Pada 1998, pemerintah Indonesia dipaksa menerima proyek utang dari ADB; Loan 1618-INO senilai USD 1,4 Miliar melalui program yang diberi nama Financial Governance Reforms: Sector Development Program – FGRSDP. Program ini adalah bagian paket yang ditandatangani pemerintah dalam LoI dengan IMF. FGRSDP adalah program yang fokus dalam merestrukturisasi sektor perbankan dan perbaikan alokasi sumberdaya finansial serta sektor publik dengan penguatan tata kelola, peningkatan transparansi informasi keuangan, penguatan kerangka legal dan regulasi sektor keuangan. 

Kelanjutannya, pada tahun 2000, diera pemerintahan Abdurrahman Wahid kemudian mulai mengusung gagasan tentang sistem jaminan sosial nasional.

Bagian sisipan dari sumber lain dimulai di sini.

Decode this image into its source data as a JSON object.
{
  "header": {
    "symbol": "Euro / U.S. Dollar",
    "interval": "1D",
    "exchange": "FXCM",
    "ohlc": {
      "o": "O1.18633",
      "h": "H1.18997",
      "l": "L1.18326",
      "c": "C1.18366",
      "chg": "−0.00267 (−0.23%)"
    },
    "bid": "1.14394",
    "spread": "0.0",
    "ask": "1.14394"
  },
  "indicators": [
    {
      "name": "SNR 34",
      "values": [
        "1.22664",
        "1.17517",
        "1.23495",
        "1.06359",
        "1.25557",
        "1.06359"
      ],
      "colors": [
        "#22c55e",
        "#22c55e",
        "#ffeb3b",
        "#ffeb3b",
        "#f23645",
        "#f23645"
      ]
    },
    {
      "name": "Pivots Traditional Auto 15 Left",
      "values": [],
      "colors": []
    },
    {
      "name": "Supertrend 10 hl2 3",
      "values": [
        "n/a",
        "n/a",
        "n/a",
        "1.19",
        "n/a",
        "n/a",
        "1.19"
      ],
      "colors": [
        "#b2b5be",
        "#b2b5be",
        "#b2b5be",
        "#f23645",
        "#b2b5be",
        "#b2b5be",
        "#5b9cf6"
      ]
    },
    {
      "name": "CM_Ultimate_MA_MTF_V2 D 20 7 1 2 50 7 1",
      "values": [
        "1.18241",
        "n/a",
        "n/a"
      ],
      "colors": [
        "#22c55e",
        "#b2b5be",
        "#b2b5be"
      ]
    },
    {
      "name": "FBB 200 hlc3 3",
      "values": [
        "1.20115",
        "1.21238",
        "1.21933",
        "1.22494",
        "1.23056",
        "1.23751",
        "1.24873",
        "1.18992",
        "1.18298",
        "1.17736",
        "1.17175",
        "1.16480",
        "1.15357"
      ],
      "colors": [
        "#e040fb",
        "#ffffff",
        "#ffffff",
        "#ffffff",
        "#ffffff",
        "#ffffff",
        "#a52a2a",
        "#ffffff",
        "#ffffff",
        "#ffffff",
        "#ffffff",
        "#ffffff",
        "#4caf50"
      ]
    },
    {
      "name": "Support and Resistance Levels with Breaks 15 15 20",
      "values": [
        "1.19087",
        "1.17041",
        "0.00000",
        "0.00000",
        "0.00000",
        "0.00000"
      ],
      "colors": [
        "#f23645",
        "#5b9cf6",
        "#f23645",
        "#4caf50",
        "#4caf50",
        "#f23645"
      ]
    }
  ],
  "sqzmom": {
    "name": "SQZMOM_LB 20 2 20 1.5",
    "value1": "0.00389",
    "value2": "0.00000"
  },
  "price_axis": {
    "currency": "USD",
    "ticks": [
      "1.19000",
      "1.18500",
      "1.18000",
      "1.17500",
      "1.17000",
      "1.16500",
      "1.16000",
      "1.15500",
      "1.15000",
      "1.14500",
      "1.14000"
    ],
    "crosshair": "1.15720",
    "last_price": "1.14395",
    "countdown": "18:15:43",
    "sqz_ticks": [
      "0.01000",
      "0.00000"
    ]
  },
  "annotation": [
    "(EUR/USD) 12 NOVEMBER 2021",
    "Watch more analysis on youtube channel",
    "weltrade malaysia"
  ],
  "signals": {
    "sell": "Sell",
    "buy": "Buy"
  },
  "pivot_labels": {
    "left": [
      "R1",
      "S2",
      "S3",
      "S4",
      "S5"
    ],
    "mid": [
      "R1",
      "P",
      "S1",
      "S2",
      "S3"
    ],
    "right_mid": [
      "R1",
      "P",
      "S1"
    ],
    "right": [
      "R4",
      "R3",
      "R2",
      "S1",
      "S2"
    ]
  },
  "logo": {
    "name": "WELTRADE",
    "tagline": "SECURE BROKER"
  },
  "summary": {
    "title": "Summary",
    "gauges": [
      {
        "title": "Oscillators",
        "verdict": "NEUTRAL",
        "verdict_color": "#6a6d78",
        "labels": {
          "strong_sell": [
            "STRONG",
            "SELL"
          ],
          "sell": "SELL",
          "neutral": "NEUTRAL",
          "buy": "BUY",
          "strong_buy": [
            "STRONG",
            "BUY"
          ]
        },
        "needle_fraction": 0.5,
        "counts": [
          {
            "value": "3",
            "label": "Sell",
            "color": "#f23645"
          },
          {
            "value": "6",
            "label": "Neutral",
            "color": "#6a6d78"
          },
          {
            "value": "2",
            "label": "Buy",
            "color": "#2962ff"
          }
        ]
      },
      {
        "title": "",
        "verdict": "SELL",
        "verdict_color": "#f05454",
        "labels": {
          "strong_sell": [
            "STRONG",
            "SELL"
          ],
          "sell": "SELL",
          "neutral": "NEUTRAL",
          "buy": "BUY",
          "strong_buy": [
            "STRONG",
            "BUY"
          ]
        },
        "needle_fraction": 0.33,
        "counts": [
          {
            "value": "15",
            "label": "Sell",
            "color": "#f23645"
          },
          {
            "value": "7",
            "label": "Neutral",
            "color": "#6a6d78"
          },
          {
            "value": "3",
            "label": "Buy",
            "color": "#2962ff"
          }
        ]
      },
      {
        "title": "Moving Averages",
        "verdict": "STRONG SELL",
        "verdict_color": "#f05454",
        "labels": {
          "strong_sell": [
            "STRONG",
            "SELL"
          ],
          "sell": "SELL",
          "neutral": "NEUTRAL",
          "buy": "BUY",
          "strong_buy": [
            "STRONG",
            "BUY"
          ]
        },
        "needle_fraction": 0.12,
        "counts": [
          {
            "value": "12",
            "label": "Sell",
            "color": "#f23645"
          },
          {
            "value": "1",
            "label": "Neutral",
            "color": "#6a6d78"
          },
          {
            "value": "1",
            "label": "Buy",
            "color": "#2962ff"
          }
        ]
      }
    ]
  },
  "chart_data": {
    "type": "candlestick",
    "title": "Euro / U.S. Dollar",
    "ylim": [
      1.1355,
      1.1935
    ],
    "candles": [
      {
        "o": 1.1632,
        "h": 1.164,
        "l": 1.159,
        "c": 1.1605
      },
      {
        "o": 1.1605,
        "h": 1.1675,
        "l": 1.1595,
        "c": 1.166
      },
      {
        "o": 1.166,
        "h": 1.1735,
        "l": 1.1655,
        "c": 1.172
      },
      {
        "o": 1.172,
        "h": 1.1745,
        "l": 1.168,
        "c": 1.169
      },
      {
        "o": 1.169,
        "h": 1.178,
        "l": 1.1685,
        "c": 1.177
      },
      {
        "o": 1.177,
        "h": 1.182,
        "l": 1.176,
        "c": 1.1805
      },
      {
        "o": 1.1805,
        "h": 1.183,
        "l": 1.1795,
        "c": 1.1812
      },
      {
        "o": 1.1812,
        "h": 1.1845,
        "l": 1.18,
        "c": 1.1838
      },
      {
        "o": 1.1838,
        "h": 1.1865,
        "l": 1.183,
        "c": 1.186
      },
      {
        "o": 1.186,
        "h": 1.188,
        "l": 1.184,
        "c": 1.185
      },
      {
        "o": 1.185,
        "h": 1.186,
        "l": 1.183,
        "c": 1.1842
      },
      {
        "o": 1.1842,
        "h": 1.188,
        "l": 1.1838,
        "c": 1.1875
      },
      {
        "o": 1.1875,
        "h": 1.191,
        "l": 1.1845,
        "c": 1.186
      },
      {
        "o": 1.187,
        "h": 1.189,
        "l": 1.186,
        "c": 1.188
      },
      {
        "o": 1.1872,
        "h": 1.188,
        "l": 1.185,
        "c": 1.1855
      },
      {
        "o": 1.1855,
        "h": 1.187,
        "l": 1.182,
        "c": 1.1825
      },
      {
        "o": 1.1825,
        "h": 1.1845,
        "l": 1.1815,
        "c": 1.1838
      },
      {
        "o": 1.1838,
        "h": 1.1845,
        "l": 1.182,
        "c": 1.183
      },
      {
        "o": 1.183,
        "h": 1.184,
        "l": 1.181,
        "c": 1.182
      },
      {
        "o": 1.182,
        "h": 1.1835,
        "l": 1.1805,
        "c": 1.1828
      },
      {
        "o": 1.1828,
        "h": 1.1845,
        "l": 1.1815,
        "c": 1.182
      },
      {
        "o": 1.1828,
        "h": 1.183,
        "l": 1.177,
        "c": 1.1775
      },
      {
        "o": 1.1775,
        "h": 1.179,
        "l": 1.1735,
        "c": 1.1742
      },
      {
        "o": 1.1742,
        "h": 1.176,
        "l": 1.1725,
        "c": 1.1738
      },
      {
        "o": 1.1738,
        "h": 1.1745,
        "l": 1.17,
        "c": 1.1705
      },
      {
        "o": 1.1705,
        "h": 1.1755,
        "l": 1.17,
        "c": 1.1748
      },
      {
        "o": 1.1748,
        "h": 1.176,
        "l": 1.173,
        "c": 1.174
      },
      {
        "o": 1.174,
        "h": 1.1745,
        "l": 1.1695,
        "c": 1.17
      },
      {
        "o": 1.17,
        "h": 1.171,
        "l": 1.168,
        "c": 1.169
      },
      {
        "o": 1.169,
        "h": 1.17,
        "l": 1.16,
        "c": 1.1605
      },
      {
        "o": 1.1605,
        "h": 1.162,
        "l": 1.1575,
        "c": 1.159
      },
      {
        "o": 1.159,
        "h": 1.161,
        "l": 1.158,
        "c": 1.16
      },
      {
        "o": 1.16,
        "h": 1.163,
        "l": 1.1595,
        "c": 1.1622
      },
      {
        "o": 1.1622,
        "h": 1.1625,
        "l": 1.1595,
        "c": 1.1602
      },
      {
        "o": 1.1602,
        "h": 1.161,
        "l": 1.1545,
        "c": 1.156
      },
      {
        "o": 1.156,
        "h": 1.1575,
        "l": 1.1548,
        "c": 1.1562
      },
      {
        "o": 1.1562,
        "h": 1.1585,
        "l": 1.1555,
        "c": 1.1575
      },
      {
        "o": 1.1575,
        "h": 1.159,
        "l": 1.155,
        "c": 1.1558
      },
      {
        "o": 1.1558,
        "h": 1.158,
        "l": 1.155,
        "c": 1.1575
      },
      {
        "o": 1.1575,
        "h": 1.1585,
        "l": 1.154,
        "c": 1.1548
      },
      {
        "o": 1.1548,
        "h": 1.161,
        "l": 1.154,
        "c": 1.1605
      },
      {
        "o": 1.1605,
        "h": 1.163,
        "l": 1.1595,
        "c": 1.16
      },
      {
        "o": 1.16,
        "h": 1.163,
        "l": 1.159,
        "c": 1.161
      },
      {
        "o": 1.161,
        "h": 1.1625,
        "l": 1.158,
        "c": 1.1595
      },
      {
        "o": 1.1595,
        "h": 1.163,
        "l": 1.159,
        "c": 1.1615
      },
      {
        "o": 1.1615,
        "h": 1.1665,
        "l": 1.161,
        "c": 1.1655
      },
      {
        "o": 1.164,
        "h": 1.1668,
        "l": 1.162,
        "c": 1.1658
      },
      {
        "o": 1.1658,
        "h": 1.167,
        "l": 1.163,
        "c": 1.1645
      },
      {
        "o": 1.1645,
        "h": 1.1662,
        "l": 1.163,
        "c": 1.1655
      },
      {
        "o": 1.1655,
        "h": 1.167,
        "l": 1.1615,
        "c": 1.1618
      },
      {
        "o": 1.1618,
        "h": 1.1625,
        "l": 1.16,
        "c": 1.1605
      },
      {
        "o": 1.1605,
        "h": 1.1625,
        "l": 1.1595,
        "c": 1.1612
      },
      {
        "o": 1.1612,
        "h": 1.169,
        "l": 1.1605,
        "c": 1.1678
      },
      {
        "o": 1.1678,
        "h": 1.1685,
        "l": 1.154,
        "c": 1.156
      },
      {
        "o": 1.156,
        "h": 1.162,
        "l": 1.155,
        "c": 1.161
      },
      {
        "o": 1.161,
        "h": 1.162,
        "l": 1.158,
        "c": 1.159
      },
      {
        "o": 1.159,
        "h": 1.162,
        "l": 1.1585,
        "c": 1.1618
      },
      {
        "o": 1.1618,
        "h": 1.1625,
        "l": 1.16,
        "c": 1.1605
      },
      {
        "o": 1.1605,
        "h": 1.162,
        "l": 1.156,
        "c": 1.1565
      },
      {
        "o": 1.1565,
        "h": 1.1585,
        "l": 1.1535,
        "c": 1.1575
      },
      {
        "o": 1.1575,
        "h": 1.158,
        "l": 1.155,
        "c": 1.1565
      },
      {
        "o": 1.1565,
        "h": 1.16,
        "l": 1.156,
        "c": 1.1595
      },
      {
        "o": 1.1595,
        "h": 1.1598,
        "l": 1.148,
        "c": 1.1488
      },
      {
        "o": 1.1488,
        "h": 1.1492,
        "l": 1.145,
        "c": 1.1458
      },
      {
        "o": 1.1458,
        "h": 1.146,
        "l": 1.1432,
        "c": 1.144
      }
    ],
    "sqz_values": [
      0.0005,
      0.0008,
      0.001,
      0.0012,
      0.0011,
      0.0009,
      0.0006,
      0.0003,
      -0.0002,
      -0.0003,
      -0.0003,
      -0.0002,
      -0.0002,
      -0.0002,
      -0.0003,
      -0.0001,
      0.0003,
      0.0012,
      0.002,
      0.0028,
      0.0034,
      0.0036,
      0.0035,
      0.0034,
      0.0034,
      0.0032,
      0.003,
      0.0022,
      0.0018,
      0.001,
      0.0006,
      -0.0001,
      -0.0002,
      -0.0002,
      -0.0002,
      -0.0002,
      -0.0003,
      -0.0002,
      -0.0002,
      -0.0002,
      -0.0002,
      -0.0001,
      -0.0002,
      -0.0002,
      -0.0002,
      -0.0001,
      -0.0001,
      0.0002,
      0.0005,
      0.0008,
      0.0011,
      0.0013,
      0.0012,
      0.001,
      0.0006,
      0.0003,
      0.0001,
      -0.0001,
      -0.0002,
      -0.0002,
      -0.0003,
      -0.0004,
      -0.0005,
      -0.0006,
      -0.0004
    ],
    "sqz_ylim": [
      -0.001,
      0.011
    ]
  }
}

Hal ini tidak juga tak lepas dari tekanan negara-negara imperialis yang saat itu mengkritik Indonesia sebagai “negara tanpa jaminan sosial”. Proses penyusunan dan pembahasan atas RUU SJSN ini dilanjutkan pada masa kepemimpinan Megawati, sampai akhirnya disahkan pada tahun 2004, diakhir pemerintahan Megawati.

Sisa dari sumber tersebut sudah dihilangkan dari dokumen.